Triple Chocolate Cupcakes
Triple Chocolate Cupcakes
INGREDIENTS:
- 1 1/3 cup white whole wheat flour
- 1/3 cup dutch process cocoa powder (or Hershey’s special dark)
- 1 tsp baking powder
- 1/2 tsp baking soda
- dash salt
- ½ cup unsweetened almond milk
- 1/2 cup strong brewed coffee
- 1 tsp vanilla
- 1/2 cup unsweetened applesauce
- 1 cup turbinado sugar
- 1/4 cup egg substitute
- 1/2 cup all natural white chocolate chips
- 1/2 batch Chocolate Cream Cheese Frosting
DIRECTIONS:
- Preheat the oven to 350 degrees F. Line 12 muffin tins with paper liners, and spray lightly with nonstick spray.

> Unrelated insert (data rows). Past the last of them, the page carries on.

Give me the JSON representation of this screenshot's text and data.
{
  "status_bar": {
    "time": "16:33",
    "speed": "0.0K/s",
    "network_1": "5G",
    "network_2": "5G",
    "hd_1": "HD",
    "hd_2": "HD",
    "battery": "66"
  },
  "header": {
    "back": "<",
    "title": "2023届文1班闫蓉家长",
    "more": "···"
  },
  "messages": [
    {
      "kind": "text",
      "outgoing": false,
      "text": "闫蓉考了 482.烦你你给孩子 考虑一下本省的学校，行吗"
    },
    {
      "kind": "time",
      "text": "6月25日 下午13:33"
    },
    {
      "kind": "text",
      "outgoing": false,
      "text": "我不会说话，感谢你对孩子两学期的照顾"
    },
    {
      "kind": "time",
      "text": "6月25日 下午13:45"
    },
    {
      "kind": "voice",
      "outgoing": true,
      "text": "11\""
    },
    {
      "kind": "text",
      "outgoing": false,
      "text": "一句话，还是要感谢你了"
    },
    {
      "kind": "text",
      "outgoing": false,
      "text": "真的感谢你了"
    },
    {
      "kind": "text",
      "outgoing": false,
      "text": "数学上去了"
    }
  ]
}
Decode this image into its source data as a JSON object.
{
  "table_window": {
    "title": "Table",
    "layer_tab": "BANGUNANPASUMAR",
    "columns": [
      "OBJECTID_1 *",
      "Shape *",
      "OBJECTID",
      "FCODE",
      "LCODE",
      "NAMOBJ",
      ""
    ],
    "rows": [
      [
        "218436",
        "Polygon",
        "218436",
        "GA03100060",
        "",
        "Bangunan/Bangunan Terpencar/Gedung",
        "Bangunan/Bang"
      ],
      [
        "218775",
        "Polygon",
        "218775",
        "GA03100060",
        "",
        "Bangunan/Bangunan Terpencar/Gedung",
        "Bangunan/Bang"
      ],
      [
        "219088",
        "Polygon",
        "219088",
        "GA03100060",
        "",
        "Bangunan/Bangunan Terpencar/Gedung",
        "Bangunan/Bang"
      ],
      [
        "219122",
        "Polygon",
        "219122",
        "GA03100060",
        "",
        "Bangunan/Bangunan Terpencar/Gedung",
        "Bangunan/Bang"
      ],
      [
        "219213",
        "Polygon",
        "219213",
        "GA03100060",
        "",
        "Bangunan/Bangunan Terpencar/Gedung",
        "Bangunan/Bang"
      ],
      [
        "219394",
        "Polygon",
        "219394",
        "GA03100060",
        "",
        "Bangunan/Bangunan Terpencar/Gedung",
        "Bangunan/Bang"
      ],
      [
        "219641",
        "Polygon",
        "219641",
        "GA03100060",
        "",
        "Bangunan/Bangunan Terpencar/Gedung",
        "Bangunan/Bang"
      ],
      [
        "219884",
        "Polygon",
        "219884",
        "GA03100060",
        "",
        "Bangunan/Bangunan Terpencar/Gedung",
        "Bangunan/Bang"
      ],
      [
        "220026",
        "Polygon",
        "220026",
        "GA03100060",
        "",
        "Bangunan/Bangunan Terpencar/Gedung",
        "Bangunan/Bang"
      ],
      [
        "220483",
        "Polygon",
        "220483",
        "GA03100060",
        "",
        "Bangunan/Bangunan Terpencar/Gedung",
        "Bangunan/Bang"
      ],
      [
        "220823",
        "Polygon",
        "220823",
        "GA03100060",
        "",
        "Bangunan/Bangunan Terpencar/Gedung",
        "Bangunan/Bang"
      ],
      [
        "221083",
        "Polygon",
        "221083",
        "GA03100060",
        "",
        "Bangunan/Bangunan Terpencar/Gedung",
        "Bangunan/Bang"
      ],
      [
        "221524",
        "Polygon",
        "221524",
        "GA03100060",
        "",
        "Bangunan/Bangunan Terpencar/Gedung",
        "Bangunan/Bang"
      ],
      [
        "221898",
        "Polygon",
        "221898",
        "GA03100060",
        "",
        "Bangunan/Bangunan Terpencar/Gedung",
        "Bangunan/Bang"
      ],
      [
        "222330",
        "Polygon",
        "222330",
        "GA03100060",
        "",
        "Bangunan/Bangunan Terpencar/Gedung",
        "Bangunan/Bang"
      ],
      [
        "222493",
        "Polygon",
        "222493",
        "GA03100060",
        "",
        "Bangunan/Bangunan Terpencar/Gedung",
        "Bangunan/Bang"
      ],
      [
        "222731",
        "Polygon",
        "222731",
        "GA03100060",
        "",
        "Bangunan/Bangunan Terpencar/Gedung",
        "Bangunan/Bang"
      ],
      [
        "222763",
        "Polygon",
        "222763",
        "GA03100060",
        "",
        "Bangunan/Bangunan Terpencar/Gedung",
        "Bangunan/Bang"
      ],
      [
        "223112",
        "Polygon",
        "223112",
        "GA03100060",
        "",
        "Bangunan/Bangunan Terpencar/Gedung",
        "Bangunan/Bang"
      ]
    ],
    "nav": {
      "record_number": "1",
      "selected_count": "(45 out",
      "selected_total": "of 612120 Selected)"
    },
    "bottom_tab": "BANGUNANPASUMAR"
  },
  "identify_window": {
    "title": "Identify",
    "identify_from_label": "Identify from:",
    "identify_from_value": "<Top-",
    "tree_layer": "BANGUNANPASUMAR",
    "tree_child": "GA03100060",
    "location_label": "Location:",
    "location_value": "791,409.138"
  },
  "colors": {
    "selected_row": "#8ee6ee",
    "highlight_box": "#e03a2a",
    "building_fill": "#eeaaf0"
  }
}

- In a medium bowl, whisk together flour, cocoa powder, baking powder, baking soda and salt. Set aside.
- In a large bowl, beat together applesauce, sugar, and egg substitute until well combined. In a measuring cup, combine the milk, coffee, and vanilla. Slowly add the flour mixture, alternating with the coffee mixture, ending with the flour mixture. Fold in white chocolate chips.
- Divide the batter evenly between the 12 liners. Baking for 17-20 minutes or until a toothpick inserted in the center of a cupcake comes out clean.
- Cool cupcakes completely on wire racks. Meanwhile, prepare frosting. When cupcakes are completely cooled, frost and enjoy.